Christensen B E, Hansen M M, Videbaek A
Scand J Haematol. 1977 Apr;18(4):279-87. doi: 10.1111/j.1600-0609.1977.tb01197.x.
In a retrospective study it was endeavoured to evaluate the effects of splenectomy in chronic lymphocytic leukaemia (CLL) characterised by splenomegaly. The material comprises 42 patients subjected to the operation in the course of the past 20 years. In the majority the spleen weighed more than 1000 g. The main indication for splenectomy was anaemia, while in 9 cases it was thrombocytopenia and in 14 cases hypercatabolism. Splenectomy is followed by a pronounced increase in the venous haemoglobin level and platelet count to higher values which have been recorded for up to 3 years after the procedure. In cases where data were available, there has been weight gain and a falling basal metabolic rate. Splenectomy is effective especially in cases predominated exclusively by splenomegaly, but even in cases with marked extrasplenic manifestations, splenectomy often greatly reduces the need for prednisone and cytostatics.
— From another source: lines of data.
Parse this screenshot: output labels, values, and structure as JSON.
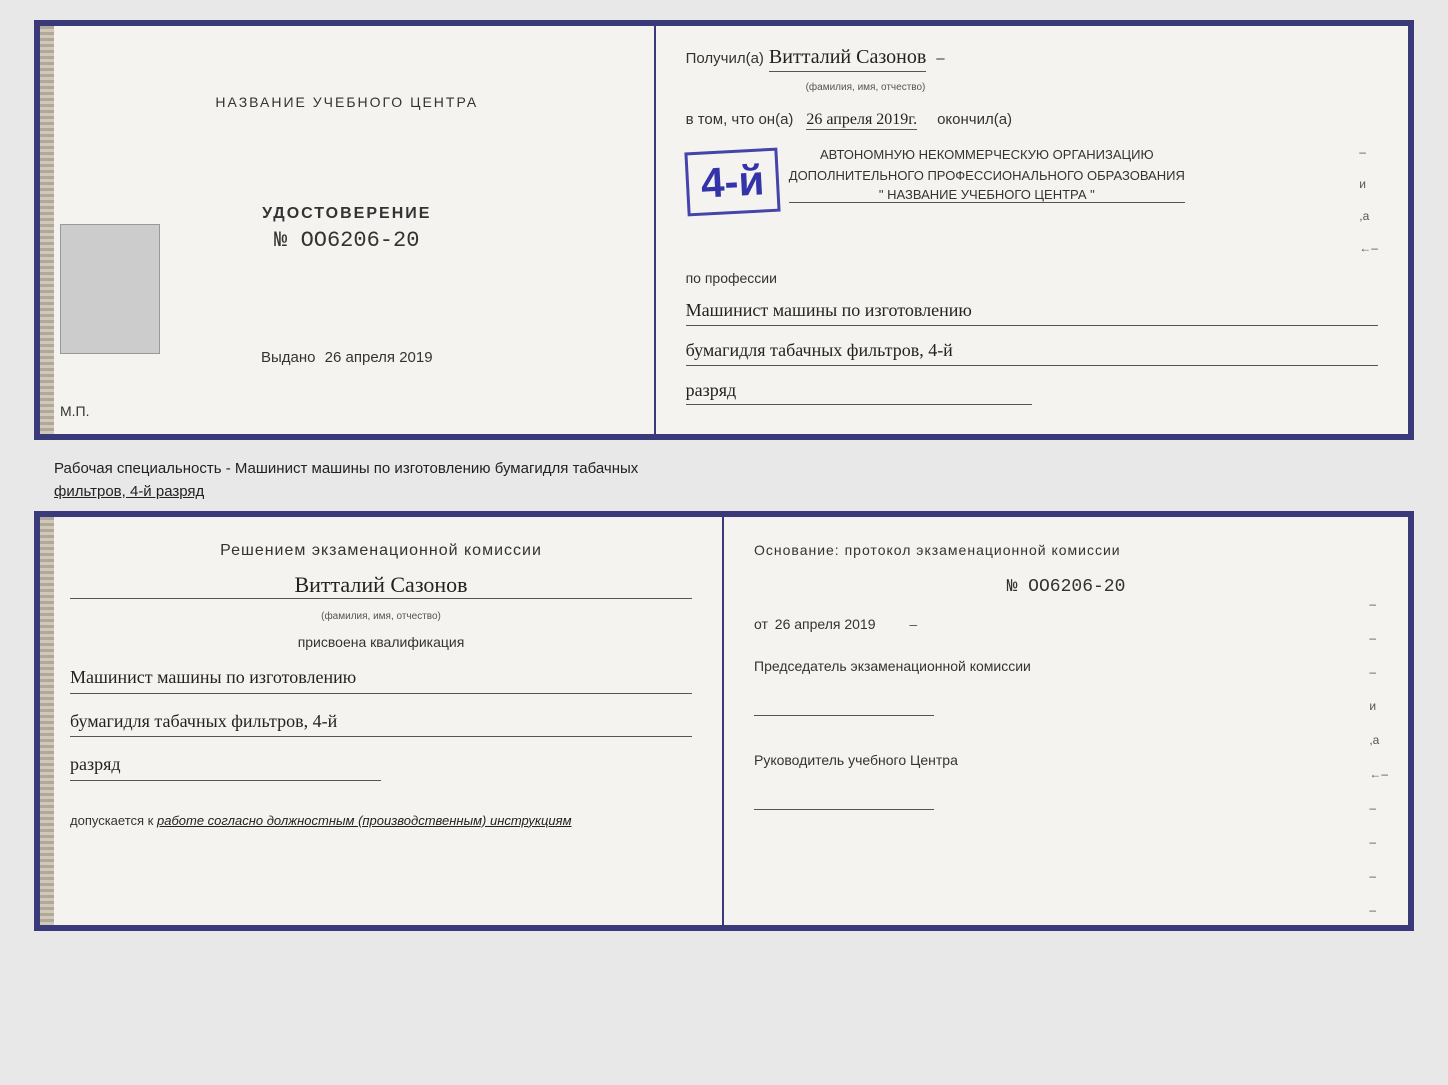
{
  "top_cert": {
    "left": {
      "school_name_label": "НАЗВАНИЕ УЧЕБНОГО ЦЕНТРА",
      "udost_label": "УДОСТОВЕРЕНИЕ",
      "udost_number": "№ OO6206-20",
      "vydano_prefix": "Выдано",
      "vydano_date": "26 апреля 2019",
      "mp_label": "М.П."
    },
    "right": {
      "poluchil_prefix": "Получил(а)",
      "recipient_name": "Витталий  Сазонов",
      "fio_note": "(фамилия, имя, отчество)",
      "dash": "–",
      "vtom_prefix": "в том, что он(а)",
      "vtom_date": "26 апреля 2019г.",
      "okonchil": "окончил(а)",
      "stamp_digit": "4-й",
      "org_line1": "АВТОНОМНУЮ НЕКОММЕРЧЕСКУЮ ОРГАНИЗАЦИЮ",
      "org_line2": "ДОПОЛНИТЕЛЬНОГО ПРОФЕССИОНАЛЬНОГО ОБРАЗОВАНИЯ",
      "org_name": "\" НАЗВАНИЕ УЧЕБНОГО ЦЕНТРА \"",
      "po_professii": "по профессии",
      "profession_line1": "Машинист машины по изготовлению",
      "profession_line2": "бумагидля табачных фильтров, 4-й",
      "profession_line3": "разряд"
    }
  },
  "middle": {
    "text": "Рабочая специальность - Машинист машины по изготовлению бумагидля табачных",
    "text2": "фильтров, 4-й разряд"
  },
  "bottom_cert": {
    "left": {
      "komissia_title": "Решением  экзаменационной  комиссии",
      "name": "Витталий  Сазонов",
      "fio_note": "(фамилия, имя, отчество)",
      "prisvoena": "присвоена квалификация",
      "kvaif_line1": "Машинист машины по изготовлению",
      "kvaif_line2": "бумагидля табачных фильтров, 4-й",
      "kvaif_line3": "разряд",
      "dopusk_prefix": "допускается к",
      "dopusk_text": "работе согласно должностным (производственным) инструкциям"
    },
    "right": {
      "osnovanie": "Основание: протокол экзаменационной  комиссии",
      "number": "№  OO6206-20",
      "ot_prefix": "от",
      "ot_date": "26 апреля 2019",
      "chairman_label": "Председатель экзаменационной комиссии",
      "rukovoditel_label": "Руководитель учебного Центра"
    }
  },
  "edge_labels": {
    "и": "и",
    "а": "а",
    "dash1": "←",
    "lines": [
      "–",
      "–",
      "–",
      "–",
      "–"
    ]
  }
}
Increasing hepatomegaly and lymphomas were not more common after splenectomy than in a control series, and the incidence of infections was not increased after the operation. For comparison, 37 non-splenectomised patients with splenomegaly were assessed. X-radiation of the spleen seems to be insufficient, since usually it has to be repeated. Splenomegaly does not decrease spontaneously and rarely after treatment with prednisone/cytostatics. The findings indicate that splenectomy of patients with CLL and increasing splenomegaly should be performed more often and presumably also earlier than recommended in the literature.
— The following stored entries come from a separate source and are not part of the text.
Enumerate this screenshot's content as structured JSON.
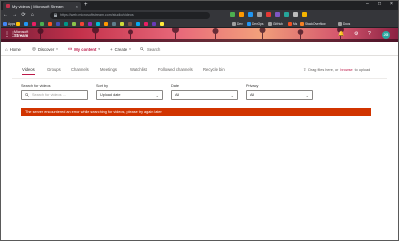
{
  "browser": {
    "tab_title": "My videos | Microsoft Stream",
    "tab_close": "×",
    "new_tab": "+",
    "window_controls": [
      "–",
      "□",
      "×"
    ],
    "nav_buttons": [
      "←",
      "→",
      "⟳",
      "⌂"
    ],
    "url": "https://web.microsoftstream.com/studio/videos",
    "bookmarks": [
      "Apps",
      "",
      "",
      "",
      "",
      "",
      "",
      "",
      "",
      "",
      "",
      "",
      "",
      "",
      "",
      "",
      "",
      "",
      "",
      "",
      "Dev",
      "DevOps",
      "GitHub",
      "Ms",
      "StackOverflow",
      "Docs"
    ]
  },
  "header": {
    "brand_company": "Microsoft",
    "brand_product": "Stream",
    "avatar_initials": "JG"
  },
  "appnav": {
    "home": "Home",
    "discover": "Discover",
    "my_content": "My content",
    "create": "Create",
    "search": "Search"
  },
  "pivot": {
    "tabs": [
      "Videos",
      "Groups",
      "Channels",
      "Meetings",
      "Watchlist",
      "Followed channels",
      "Recycle bin"
    ]
  },
  "upload_hint": {
    "prefix": "Drag files here, or",
    "link": "browse",
    "suffix": "to upload"
  },
  "filters": {
    "search_label": "Search for videos",
    "search_placeholder": "Search for videos ...",
    "sort_label": "Sort by",
    "sort_value": "Upload date",
    "date_label": "Date",
    "date_value": "All",
    "privacy_label": "Privacy",
    "privacy_value": "All"
  },
  "error": {
    "message": "The server encountered an error while searching for videos, please try again later"
  },
  "colors": {
    "accent": "#bc1948",
    "error": "#d13400",
    "browser_dark": "#35363a"
  }
}
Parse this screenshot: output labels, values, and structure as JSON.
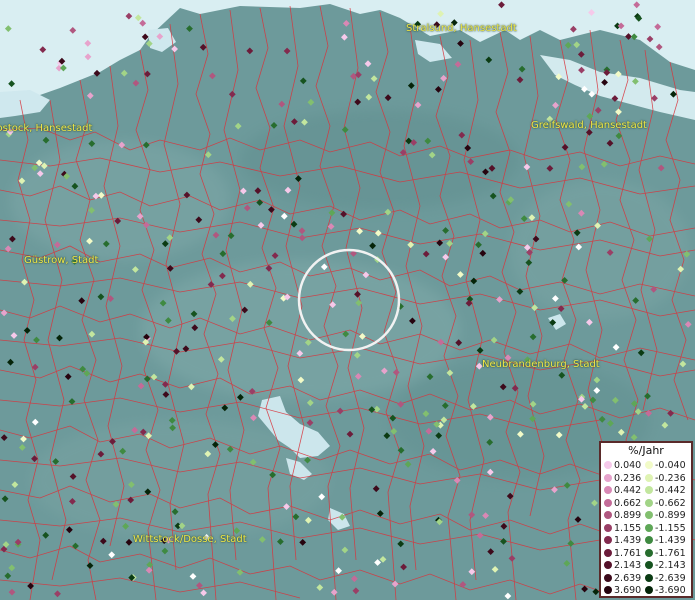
{
  "map": {
    "cities": [
      {
        "name": "Stralsund, Hansestadt"
      },
      {
        "name": "Rostock, Hansestadt"
      },
      {
        "name": "Greifswald, Hansestadt"
      },
      {
        "name": "Güstrow, Stadt"
      },
      {
        "name": "Neubrandenburg, Stadt"
      },
      {
        "name": "Wittstock/Dosse, Stadt"
      }
    ],
    "colors": {
      "land": "#6d9a9b",
      "water": "#d8eef2",
      "borders": "#d8343c"
    }
  },
  "legend": {
    "title": "%/Jahr",
    "positive": [
      {
        "label": "0.040",
        "color": "#f6c9ea"
      },
      {
        "label": "0.236",
        "color": "#e7a3cc"
      },
      {
        "label": "0.442",
        "color": "#d988b5"
      },
      {
        "label": "0.662",
        "color": "#c46b98"
      },
      {
        "label": "0.899",
        "color": "#b0577f"
      },
      {
        "label": "1.155",
        "color": "#9a3f66"
      },
      {
        "label": "1.439",
        "color": "#832a4e"
      },
      {
        "label": "1.761",
        "color": "#6c1c3a"
      },
      {
        "label": "2.143",
        "color": "#551129"
      },
      {
        "label": "2.639",
        "color": "#3d0a1b"
      },
      {
        "label": "3.690",
        "color": "#26040f"
      }
    ],
    "negative": [
      {
        "label": "-0.040",
        "color": "#f2fbc8"
      },
      {
        "label": "-0.236",
        "color": "#dff3b3"
      },
      {
        "label": "-0.442",
        "color": "#c2e69e"
      },
      {
        "label": "-0.662",
        "color": "#a2d487"
      },
      {
        "label": "-0.899",
        "color": "#82bf6f"
      },
      {
        "label": "-1.155",
        "color": "#5ea757"
      },
      {
        "label": "-1.439",
        "color": "#3f8a41"
      },
      {
        "label": "-1.761",
        "color": "#276d2e"
      },
      {
        "label": "-2.143",
        "color": "#16531f"
      },
      {
        "label": "-2.639",
        "color": "#0b3b13"
      },
      {
        "label": "-3.690",
        "color": "#052409"
      }
    ]
  }
}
在一项回顾性研究中,研究者试图评估脾切除术对以脾肿大为特征的慢性淋巴细胞白血病(CLL)的疗效。研究材料包括过去20年中接受该手术的42例患者。大多数患者的脾脏重量超过1000克。脾切除术的主要指征是贫血,9例是血小板减少,14例是高分解代谢。脾切除术后,静脉血红蛋白水平和血小板计数显著升高,并在术后长达3年的时间里维持在较高水平。在有数据可查的病例中,患者体重增加,基础代谢率下降。脾切除术尤其对仅以脾肿大为主的病例有效,但即使在有明显脾外表现的病例中,脾切除术也常常大大减少了对泼尼松和细胞抑制剂的需求。脾切除术后肝肿大和淋巴瘤的发生率并不比对照组更高,术后感染发生率也没有增加。作为对照,对37例有脾肿大但未行脾切除术的患者进行了评估。脾脏的X线照射似乎效果不佳,因为通常需要重复照射。脾肿大不会自发减轻,在使用泼尼松/细胞抑制剂治疗后也很少减轻。研究结果表明,对于CLL且脾肿大不断加重的患者,应比文献中推荐的更频繁且可能更早地进行脾切除术。